The law in the U.S. is equally emphatic. There are two pieces of legislation that permit listening to telephone conversations: the Federal Wiretap Act (known as Title III) of 1968 and the Foreign Intelligence Surveillance Act (FISA) of 1978. The Patriot Act of 2001 permitted prosecutors to use the FISA to collect evidence in the investigation of crimes involving national security. Until recently, evidence obtained from wiretapping was permitted only in the prosecution of crimes specifically enumerated in the Omnibus Crime Control and Safe Streets Act, 1968, which relate to organised crime involving drug cartels and human traffickers. The Act attempts a balance between the need to preserve citizens' privacy and the exacting needs and demands of criminal investigation.
That wiretapping should be done only after court authorisation and establishing probable cause is no doubt of some sanctity. But extending such authorisation to the investigation of insider trading, as in the Rajaratnam and a few other similar cases reported recently, has been somewhat unusual and has surprised many discerning observers. The logic Judge Holwell used to turn down the defence plea that the use of wiretap evidence was unconstitutional was unique. He said that since wire fraud was an authorised crime under Title III and the government employed wiretaps using inter-State wires, evidence obtained through this method was admissible at the trial.
While he skirted the question whether all insider trading investigations could lawfully use a wiretap, the implication of his ruling is that when a securities fraud is committed by means other than telecommunication, wiretapping is not permissible. In any case, Judge Howell's order should enthuse future investigators to expand their methods of inquiry. The whole issue also gains momentum from Attorney Bharara's statement during an address to the New York City Bar: (when insider traders adopt) the methods of common criminals, such as the use of anonymous cellphones, we have no choice but to treat them as such. To use tough tactics in these circumstances is not being heavy-handed; it is being even-handed.
The immediate temptation in India is to compare the swiftness of the U.S. investigation and trial with that seen in the pursuit of white-collar crime by Indian agencies. It must, however, be admitted that, thanks to the relatively free hand given to the Central Bureau of Investigation, the 2G scam investigation has proceeded fast by Indian standards.
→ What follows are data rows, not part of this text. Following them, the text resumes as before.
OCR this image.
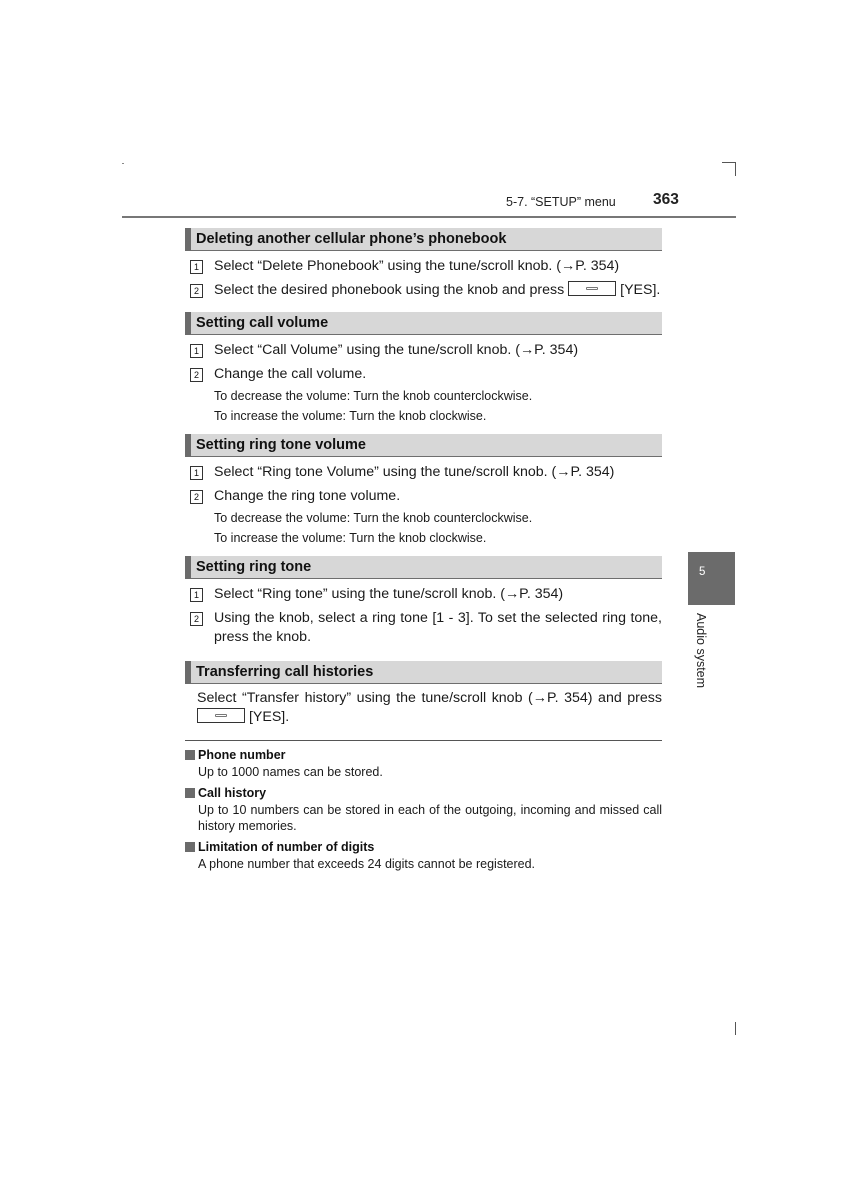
5-7. “SETUP” menu 363
5
Audio system
Deleting another cellular phone’s phonebook
1 Select “Delete Phonebook” using the tune/scroll knob. (→P. 354)
2 Select the desired phonebook using the knob and press	[YES].
Setting call volume
1 Select “Call Volume” using the tune/scroll knob. (→P. 354)
2 Change the call volume.
To decrease the volume: Turn the knob counterclockwise.
To increase the volume: Turn the knob clockwise.
Setting ring tone volume
1 Select “Ring tone Volume” using the tune/scroll knob. (→P. 354)
2 Change the ring tone volume.
To decrease the volume: Turn the knob counterclockwise.
To increase the volume: Turn the knob clockwise.
Setting ring tone
1 Select “Ring tone” using the tune/scroll knob. (→P. 354)
2 Using the knob, select a ring tone [1 - 3]. To set the selected ring tone, press the knob.
Transferring call histories
Select “Transfer history” using the tune/scroll knob (→P. 354) and press  [YES].
Phone number
Up to 1000 names can be stored.
Call history
Up to 10 numbers can be stored in each of the outgoing, incoming and missed call history memories.
Limitation of number of digits
A phone number that exceeds 24 digits cannot be registered.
It is a moot question whether the indictment of so many influential accused could have been so expeditious without court supervision.
The other question that may be raised by the average Indian is whether the Securities and Exchange Board of India has the equipment and ability to prosecute insider trading with the same speed as the FBI or the SEC of the U.S. These are stray thoughts that reflect popular opinion, which can sometimes be harsh and irrational.